King, 46, of Maryville, Tenn., said staffers dealing with soldiers had no idea what they were going through.
"You'd have a platoon sergeant on Monday and find out you're in a different platoon on Friday," he said. "Occasionally it would be a warm body, and I say that sincerely, that's basically what it was. And even the case managers, they couldn't relate, they couldn't understand."

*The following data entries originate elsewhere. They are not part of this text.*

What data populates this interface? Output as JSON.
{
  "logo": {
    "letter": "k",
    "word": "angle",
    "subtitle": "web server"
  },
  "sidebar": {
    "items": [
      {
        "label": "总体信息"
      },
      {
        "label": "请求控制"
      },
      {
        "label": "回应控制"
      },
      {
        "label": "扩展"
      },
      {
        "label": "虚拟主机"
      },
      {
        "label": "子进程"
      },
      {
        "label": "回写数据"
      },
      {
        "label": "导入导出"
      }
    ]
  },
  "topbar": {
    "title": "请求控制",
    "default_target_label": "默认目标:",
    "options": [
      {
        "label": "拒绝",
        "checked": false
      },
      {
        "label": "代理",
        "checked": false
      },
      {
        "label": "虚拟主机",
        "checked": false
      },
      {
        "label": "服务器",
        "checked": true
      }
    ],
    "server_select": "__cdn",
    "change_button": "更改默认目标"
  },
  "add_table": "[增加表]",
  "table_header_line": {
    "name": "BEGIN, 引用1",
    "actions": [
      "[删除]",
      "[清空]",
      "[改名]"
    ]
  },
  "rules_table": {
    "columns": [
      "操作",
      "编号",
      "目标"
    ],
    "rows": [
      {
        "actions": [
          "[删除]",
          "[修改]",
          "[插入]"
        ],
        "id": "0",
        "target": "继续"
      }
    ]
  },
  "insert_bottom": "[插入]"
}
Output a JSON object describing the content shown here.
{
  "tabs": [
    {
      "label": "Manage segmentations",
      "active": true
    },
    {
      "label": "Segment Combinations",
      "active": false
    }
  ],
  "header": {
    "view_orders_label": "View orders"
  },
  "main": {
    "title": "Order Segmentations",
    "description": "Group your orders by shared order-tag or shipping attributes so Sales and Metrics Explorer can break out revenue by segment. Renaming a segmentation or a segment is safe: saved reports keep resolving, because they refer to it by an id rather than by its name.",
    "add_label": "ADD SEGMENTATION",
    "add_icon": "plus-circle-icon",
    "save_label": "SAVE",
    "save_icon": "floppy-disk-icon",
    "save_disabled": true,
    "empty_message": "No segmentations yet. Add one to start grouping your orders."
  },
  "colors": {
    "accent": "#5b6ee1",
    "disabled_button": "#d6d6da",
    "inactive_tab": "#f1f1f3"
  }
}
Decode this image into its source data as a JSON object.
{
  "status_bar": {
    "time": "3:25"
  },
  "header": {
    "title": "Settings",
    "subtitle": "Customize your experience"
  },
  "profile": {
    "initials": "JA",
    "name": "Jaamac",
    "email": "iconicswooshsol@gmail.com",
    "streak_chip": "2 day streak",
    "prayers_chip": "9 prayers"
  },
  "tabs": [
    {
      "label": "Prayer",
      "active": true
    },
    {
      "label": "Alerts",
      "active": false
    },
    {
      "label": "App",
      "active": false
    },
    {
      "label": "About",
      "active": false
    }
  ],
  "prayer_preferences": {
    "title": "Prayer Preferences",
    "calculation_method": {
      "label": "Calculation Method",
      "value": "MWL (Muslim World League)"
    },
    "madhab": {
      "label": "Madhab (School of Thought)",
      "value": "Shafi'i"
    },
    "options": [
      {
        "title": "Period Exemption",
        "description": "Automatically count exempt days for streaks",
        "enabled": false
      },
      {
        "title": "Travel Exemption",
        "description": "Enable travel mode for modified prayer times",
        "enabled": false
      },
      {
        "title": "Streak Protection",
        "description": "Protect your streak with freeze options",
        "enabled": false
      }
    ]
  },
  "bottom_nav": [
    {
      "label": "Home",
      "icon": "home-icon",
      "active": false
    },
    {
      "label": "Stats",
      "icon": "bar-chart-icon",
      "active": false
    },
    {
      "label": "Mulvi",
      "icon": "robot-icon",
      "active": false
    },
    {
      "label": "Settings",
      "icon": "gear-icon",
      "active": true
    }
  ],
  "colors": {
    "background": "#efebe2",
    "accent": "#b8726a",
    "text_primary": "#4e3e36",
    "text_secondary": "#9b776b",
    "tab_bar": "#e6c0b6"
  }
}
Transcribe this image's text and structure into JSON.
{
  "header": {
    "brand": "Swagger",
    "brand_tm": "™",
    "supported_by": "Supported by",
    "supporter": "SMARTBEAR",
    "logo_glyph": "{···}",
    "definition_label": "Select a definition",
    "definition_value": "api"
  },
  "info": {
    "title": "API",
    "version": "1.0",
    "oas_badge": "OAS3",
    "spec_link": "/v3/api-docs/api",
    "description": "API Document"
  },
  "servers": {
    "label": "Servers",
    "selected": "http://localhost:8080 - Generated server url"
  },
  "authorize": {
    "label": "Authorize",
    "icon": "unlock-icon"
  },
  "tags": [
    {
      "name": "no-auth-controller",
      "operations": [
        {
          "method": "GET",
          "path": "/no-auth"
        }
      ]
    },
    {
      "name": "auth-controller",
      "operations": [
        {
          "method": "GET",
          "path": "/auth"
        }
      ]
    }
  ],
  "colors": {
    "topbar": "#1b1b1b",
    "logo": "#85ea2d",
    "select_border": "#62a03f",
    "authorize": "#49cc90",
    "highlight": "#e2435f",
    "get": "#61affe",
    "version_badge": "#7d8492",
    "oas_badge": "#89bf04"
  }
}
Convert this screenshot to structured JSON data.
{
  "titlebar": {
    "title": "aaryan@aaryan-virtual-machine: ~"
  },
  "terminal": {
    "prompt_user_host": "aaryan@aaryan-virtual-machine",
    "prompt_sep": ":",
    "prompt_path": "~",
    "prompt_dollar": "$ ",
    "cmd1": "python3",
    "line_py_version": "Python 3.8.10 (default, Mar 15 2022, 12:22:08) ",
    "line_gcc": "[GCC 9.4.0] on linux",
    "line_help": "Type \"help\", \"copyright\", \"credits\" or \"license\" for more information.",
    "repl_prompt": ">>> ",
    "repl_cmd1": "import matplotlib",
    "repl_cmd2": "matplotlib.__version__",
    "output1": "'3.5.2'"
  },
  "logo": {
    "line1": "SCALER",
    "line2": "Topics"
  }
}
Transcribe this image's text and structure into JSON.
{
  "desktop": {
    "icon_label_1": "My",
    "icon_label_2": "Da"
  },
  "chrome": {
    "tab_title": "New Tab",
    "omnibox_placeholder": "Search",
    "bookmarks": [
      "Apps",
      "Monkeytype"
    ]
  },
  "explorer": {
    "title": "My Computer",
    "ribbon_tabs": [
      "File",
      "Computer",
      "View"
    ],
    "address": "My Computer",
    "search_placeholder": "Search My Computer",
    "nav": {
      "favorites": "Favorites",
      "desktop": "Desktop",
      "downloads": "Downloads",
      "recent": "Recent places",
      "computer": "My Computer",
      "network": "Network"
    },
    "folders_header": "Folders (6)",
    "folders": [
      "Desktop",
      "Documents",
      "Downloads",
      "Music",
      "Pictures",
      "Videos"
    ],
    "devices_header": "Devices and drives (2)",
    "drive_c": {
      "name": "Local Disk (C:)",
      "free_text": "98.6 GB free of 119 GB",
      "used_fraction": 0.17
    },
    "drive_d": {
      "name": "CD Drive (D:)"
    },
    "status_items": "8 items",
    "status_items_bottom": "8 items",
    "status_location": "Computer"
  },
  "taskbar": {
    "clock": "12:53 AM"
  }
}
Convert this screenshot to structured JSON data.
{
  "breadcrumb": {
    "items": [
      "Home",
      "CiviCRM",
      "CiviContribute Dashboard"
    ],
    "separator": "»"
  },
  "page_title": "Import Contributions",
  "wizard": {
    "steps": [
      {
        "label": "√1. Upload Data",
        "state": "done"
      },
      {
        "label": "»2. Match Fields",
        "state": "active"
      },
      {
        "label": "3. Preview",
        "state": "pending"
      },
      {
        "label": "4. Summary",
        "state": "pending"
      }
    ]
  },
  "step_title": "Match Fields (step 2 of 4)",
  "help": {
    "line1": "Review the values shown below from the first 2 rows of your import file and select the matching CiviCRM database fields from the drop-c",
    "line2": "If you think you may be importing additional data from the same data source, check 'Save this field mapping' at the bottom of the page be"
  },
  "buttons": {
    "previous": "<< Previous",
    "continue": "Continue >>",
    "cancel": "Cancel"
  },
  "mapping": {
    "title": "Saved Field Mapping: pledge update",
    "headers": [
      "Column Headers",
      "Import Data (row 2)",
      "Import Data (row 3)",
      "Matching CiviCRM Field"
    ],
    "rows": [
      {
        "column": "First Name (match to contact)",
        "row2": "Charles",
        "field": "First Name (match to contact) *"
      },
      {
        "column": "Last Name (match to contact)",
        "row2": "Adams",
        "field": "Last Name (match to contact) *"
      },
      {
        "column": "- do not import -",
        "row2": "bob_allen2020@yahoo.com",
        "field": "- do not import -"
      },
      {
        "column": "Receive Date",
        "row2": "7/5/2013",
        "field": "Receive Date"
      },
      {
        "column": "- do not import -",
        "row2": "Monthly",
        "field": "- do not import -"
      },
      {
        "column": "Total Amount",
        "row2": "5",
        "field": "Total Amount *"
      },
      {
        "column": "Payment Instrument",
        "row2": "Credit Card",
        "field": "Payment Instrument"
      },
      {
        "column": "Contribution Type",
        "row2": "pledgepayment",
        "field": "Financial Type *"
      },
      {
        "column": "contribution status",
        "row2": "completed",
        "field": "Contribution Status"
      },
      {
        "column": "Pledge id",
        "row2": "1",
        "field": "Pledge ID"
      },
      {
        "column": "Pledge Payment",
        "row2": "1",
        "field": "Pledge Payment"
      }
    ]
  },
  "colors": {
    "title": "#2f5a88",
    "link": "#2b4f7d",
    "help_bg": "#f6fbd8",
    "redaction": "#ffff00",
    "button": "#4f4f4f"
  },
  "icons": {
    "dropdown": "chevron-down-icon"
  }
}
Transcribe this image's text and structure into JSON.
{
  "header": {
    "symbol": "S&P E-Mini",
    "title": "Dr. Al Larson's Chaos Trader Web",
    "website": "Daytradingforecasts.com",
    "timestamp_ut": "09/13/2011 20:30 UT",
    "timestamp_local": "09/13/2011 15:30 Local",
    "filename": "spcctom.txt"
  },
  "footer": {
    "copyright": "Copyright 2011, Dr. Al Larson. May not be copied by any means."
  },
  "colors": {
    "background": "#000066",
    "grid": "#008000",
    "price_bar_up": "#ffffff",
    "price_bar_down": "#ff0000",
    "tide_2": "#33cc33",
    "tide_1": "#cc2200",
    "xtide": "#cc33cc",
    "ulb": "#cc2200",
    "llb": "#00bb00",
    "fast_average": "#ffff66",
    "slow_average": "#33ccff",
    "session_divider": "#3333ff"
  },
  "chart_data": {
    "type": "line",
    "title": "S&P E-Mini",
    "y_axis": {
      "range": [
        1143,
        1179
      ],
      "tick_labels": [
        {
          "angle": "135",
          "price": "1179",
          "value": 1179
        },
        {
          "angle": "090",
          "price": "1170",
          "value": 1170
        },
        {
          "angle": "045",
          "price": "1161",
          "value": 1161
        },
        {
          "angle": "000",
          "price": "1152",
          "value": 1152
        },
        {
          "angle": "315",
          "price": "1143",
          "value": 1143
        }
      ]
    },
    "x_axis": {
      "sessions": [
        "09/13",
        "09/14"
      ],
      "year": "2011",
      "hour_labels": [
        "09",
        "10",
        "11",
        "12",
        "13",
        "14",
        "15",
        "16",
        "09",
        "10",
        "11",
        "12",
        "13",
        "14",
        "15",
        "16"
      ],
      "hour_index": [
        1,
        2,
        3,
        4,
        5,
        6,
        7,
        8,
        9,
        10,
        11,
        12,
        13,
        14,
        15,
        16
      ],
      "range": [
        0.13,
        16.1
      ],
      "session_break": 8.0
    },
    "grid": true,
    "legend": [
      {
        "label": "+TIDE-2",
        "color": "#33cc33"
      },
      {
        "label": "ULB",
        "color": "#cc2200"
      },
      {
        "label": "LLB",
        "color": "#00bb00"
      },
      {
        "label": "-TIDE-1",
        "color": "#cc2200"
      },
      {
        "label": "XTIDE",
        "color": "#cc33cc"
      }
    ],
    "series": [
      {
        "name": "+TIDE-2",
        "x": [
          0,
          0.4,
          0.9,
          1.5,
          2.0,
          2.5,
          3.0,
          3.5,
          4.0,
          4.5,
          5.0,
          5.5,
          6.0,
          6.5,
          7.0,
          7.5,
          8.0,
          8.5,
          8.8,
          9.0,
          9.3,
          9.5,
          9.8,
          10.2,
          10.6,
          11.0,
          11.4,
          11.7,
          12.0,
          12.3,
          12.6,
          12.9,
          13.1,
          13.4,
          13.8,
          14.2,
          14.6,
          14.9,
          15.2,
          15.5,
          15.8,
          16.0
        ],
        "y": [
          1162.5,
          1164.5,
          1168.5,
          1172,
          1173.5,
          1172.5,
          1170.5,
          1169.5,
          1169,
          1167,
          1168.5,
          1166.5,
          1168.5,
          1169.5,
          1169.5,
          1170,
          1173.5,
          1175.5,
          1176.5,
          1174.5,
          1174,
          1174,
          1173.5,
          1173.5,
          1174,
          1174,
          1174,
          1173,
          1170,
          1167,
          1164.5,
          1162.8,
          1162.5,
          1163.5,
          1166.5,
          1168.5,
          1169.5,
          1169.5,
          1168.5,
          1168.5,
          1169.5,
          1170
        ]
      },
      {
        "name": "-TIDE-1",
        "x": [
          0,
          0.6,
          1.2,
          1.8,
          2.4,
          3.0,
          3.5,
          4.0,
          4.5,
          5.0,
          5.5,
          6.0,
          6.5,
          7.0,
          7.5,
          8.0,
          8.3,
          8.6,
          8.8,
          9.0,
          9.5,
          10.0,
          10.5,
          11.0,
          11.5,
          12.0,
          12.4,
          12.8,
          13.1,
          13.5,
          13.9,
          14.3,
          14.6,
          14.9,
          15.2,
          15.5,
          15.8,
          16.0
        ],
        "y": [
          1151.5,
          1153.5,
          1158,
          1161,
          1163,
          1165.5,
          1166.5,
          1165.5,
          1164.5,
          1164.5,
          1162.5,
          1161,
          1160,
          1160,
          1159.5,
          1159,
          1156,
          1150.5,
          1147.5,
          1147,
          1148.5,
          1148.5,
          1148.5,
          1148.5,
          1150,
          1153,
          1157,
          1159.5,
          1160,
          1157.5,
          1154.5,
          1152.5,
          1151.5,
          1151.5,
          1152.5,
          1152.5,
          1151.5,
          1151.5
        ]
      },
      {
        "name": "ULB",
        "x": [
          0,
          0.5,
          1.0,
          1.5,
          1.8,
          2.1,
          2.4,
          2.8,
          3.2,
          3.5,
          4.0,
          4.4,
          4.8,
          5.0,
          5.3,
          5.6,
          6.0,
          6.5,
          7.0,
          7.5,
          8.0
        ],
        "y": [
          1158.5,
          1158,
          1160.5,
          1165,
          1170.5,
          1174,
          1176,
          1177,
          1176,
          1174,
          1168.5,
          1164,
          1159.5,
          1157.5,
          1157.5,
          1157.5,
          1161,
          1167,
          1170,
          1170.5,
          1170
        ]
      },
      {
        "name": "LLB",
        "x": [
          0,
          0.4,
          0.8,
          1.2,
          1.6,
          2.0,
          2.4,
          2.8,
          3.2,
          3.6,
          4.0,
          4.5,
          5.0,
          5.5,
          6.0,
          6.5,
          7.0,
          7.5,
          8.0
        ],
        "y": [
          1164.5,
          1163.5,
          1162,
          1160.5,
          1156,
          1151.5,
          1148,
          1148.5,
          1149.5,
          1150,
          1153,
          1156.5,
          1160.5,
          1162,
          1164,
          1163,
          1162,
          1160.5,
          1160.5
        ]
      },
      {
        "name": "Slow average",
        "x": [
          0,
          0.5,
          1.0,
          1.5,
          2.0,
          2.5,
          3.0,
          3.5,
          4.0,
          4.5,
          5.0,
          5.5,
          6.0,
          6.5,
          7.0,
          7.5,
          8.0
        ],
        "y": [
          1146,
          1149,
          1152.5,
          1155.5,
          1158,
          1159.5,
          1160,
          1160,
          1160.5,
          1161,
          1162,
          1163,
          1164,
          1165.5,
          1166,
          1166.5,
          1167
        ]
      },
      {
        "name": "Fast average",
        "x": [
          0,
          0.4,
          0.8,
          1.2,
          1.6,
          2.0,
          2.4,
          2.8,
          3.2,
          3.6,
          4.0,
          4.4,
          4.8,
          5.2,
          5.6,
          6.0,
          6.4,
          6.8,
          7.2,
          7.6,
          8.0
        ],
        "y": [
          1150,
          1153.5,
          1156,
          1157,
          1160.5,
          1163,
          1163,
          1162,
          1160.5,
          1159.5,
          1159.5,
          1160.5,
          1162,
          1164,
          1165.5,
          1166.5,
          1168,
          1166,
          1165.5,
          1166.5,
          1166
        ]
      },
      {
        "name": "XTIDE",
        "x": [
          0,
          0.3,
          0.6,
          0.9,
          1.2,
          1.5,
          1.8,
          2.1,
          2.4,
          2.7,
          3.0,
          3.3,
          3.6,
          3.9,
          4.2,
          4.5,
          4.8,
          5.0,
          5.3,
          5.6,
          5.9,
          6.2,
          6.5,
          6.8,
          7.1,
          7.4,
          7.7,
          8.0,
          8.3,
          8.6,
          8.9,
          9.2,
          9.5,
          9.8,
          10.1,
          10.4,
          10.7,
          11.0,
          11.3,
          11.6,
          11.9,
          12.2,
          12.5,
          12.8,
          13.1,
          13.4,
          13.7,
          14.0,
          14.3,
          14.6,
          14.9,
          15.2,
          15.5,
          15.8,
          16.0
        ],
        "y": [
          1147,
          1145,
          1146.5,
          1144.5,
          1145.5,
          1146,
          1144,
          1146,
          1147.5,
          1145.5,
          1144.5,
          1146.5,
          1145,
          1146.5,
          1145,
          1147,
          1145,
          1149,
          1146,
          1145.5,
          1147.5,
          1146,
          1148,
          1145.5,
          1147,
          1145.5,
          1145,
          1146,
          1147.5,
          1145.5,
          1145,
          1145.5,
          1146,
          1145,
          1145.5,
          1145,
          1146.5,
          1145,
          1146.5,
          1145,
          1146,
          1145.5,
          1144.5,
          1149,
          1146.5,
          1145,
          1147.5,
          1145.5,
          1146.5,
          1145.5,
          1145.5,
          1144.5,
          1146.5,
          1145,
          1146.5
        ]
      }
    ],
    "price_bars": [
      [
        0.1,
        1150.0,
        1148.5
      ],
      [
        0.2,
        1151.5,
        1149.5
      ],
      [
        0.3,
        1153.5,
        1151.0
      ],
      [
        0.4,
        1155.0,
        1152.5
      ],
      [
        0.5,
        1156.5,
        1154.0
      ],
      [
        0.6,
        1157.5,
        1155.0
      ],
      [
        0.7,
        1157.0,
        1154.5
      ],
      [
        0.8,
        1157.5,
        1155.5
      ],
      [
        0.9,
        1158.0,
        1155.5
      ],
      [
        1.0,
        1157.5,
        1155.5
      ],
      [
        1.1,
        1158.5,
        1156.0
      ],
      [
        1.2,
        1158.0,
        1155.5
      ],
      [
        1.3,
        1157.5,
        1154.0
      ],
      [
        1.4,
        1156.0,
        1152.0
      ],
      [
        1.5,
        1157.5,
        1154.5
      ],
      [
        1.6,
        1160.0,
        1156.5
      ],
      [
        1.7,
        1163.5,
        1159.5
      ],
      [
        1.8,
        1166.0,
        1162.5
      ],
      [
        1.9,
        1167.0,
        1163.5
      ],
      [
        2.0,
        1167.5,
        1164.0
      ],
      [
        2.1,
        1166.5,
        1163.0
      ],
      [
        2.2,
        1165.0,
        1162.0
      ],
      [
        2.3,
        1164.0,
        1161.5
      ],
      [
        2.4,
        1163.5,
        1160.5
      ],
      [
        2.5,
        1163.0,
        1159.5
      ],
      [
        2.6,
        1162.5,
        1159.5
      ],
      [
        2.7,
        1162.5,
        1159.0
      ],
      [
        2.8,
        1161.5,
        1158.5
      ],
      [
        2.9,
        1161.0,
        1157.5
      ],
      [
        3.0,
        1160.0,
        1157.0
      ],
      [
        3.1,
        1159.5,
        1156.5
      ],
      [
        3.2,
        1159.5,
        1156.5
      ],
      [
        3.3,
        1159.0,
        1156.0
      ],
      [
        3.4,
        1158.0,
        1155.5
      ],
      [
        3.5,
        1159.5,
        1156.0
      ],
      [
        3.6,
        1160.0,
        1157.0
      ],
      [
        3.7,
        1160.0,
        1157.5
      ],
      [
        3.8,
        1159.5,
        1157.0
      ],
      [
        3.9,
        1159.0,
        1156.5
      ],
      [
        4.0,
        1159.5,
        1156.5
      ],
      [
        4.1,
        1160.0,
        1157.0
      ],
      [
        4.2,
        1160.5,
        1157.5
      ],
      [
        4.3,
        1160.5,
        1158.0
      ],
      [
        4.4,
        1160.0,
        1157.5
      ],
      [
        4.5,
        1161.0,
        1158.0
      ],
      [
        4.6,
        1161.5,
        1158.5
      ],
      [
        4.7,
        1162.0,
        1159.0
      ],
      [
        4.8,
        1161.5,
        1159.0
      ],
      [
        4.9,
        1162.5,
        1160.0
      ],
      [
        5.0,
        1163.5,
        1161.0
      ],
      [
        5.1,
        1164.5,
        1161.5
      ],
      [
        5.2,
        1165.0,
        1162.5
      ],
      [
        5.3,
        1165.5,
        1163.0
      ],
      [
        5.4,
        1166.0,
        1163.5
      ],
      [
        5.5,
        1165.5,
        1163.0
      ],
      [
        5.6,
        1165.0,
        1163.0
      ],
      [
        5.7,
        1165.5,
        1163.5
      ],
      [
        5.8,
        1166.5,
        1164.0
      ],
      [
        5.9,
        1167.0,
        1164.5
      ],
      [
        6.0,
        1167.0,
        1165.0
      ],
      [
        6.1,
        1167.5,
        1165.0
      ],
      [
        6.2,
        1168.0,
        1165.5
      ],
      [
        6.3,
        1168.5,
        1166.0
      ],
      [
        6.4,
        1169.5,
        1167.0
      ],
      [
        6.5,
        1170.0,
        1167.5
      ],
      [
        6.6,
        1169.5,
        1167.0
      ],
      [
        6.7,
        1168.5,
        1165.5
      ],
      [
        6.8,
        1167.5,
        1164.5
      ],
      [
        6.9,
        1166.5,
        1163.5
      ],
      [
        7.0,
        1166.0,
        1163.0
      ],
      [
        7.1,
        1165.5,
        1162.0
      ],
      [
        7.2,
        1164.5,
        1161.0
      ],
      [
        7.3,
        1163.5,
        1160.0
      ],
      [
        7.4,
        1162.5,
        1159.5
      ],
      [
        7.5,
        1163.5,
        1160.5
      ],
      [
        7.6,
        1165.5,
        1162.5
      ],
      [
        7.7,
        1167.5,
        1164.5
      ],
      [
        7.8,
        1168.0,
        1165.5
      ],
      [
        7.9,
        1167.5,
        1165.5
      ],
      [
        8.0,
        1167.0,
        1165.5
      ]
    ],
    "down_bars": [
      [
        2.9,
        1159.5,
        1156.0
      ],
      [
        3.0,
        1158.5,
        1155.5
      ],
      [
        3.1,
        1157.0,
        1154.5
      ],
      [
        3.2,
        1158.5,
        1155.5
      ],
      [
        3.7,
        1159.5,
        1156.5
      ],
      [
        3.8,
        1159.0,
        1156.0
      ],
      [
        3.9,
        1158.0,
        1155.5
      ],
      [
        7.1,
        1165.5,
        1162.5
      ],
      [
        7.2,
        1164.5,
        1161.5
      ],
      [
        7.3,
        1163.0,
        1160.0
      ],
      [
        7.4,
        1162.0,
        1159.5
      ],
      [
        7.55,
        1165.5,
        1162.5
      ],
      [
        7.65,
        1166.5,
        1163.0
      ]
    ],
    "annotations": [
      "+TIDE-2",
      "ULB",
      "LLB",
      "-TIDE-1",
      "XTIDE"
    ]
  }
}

Now, Warrior Transition units have a squad leader, primary care manager and nurse case manager for every soldier. Senior commanders lead monthly town hall meetings for GIs and families. VA health and benefits specialists work with Warrior Transition units to help troops prepare to leave the Army.
Soldiers also can log onto an Army Web site to check on the status of their medical and physical evaluation boards. Tracking the panels is crucial because those proceedings will help determine how troops are compensated for their injuries.
The medical makeover has made a huge difference for soldiers like Forseth, 34, of Washington, D.C., now into his fourth year of recovery at Walter Reed. He's put in his paperwork for medical retirement and says the process is running smoothly.
"I've seen great changes," he said. "It's fantastic. This is the first time in a long time that I didn't absolutely hate being in here."